What will I tell Braden? He’s too young to understand, but what if he looks back at pictures of my dad and asks me “where’s that Papa?” What do I tell him? I think what hurts me the most is that I had an amazing childhood, as twisted as that sounds. It was amazing, in fact. I had a wonderful, supportive, loving dad...and I will never forget the dad that he was. But, that does not excuse him from the monster he has turned into today. He cannot rest on his laurels and expect that all the good years make up for these last 2 awful years.

I just live with such sadness in my heart that Braden will never get to know the dad that he was and the grandpa that I know he could be and started out to be the first almost 2 years of Braden's life. My father will never meet Squishy. He doesn’t care enough to change, or he would, and that hurts me so badly. 

I know that alcoholism is a disease. An addiction. There isn’t a magical pill that he can take every day to stay sober and to fix whatever emotional/mental/anger problems that come with his addiction. But I cannot understand for the life of me why he hasn’t done anything and everything to change. To stop. If my children and grandchildren were on the line, if I was told I would never have a relationship with them if I didn’t stop my addiction, I would stop at NOTHING to make sure I got better and to prove to myself and to my family that I could stop because that’s how much I love them.

I guess it’s just not that simple. I get the disease. I work with the disease almost every single shift at work. I have seen a 29 year old man nearly die in front of my eyes due to alcoholism related illness. It’s not easy. I know. There are relapses and recovery periods. You are ALWAYS an alcoholic, but you can be in recovery and be sober for the rest of your life if you chose.
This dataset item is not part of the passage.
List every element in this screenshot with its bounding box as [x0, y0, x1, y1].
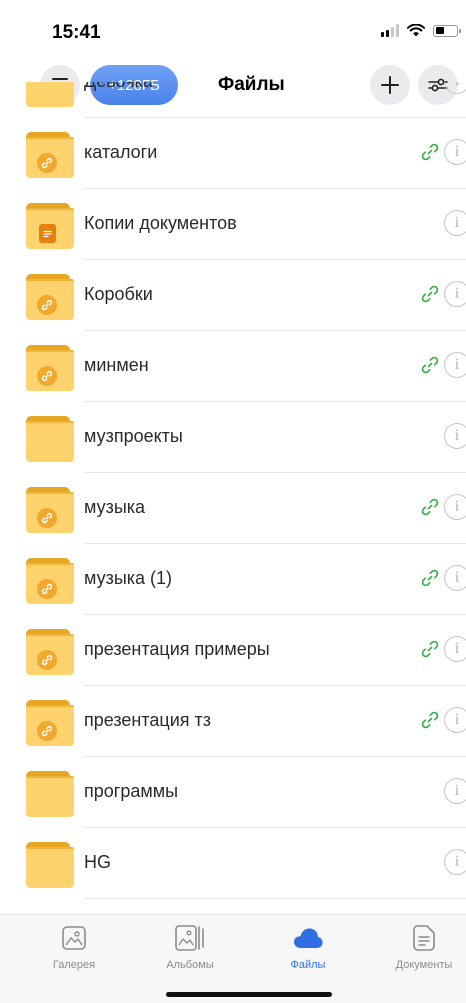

I started going to Al-Anon meetings not long after I discovered my dad’s problem, at the advice of a pastor. It helped, it helped a lot. I like the literature, but the group meetings just weren’t “for me”. I know that this is not my fault, how I choose to completely up to me. Right now, I feel so much better just typing this all out. I know there’s nothing I could have done to change the outcome of this situation. It’s all my dad’s choice.

I gave him hope.
I gave him a chance to be back in my life if he could stop drinking and stay sober.
He chose poorly.
He didn't like my "rules" and is full of anger and hate towards me and my family.
Pointing fingers and refusing to take any responsibility.

I will be open to letting him back in my life if he is sober and if he can prove to me that I can trust him...but he's showing no signs that he truly understands that or even wants that...and if he ever does, it will take a LOT. As I said in this post, the man that used to be my dad is essentially dead. All I have are memories.

I will pray every single day that he will “let go and let God”, give in to his Higher Power, and fight the demons of alcoholism.